Sunday, December 20, 2009

The Known Universe in Six Minutes

The American Museum of Natural History has updated one of my favourite movies with their presentation of The Known Universe (suggestion - use the Fullscreen button which is the second button brom the right on the Youtube playback bar):



The Known Universe movie is based on visualization of current astronomical and astrophysical data which the American Museum of Natural History maintains through the affiliated Hayden Planetarium as part of its Digital Universe Atlas.

The favourite movie that I referred to earlier is Powers of Ten, made by Charles and Ray Eames in the 1970s. For many years, the film made as a proposal (in the late 1960s) for the final Powers of Ten film was shown in the Ontario Science Centre.

The final Powers of Ten film is a short documentary, lasting under ten minutes. Narrated by Philip Morrison, it has what I think of as a cosmic part and a quantum part. The cosmic part zooms out from a height of one meter above a couple at a picnic. Every ten seconds, the scale increases by a factor of ten. At one hundred million light years, the perspective is reversed back to the starting point one meter above the couple. At that point, the scale zooms inward, until it ends up focused on the nucleus of a carbon atom in the hand of one of the picnickers. Forty orders of magnitude are covered, and in a very compact way, the movie shows the continuity of the physical world from everyday experience to both the cosmic and quantum.

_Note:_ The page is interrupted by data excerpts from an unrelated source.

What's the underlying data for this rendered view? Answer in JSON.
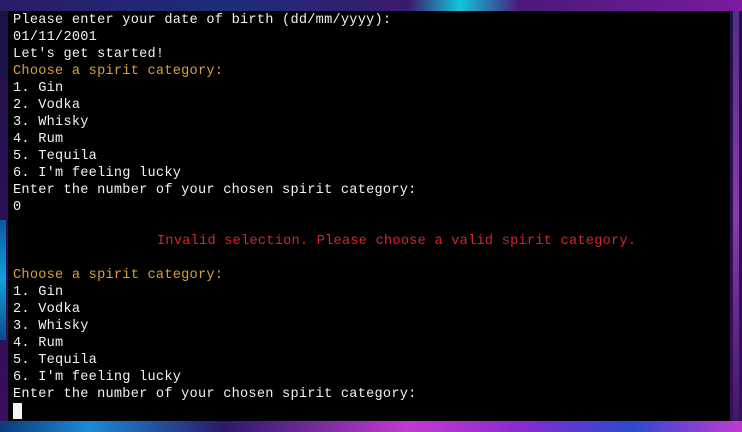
{
  "terminal": {
    "lines": [
      "Please enter your date of birth (dd/mm/yyyy):",
      "01/11/2001",
      "Let's get started!",
      "Choose a spirit category:",
      "1. Gin",
      "2. Vodka",
      "3. Whisky",
      "4. Rum",
      "5. Tequila",
      "6. I'm feeling lucky",
      "Enter the number of your chosen spirit category:",
      "0",
      "Invalid selection. Please choose a valid spirit category.",
      "Choose a spirit category:",
      "1. Gin",
      "2. Vodka",
      "3. Whisky",
      "4. Rum",
      "5. Tequila",
      "6. I'm feeling lucky",
      "Enter the number of your chosen spirit category:"
    ]
  },
  "colors": {
    "background": "#000000",
    "text": "#f2f2f2",
    "prompt": "#d7a13a",
    "error": "#d6252b",
    "cursor": "#f4f4f4"
  }
}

Unlike Powers of Ten, The Known Universe does not stop at 100 million light years, but instead goes all the way out to the horizon of the known universe at 13.7 billion light years -- two and a fraction orders of magnitude farther out.

Those extra orders of magnitude are due to the advances in the 32 years between the two films. The work that had been done by Allan Sandage in calibrating the cosmic distance scale had allowed distances to be derived for galaxies out to 25 and 50 million light years with objects like M100 and M101 in the 70s and 80s, more tentatively for objects at greater distances. For the state of the art in 1977, 100 million light years was a pretty substantial distance.

The revolution in available data and knowledge that came with the advent of the Hubble Space Telescope, the other Great Observatories space missions, and COBE, allowed the distance scale and the Hubble Constant to be much more firmly nailed down, and this in turn made possible the truly awesome visualization that the AMNH has done.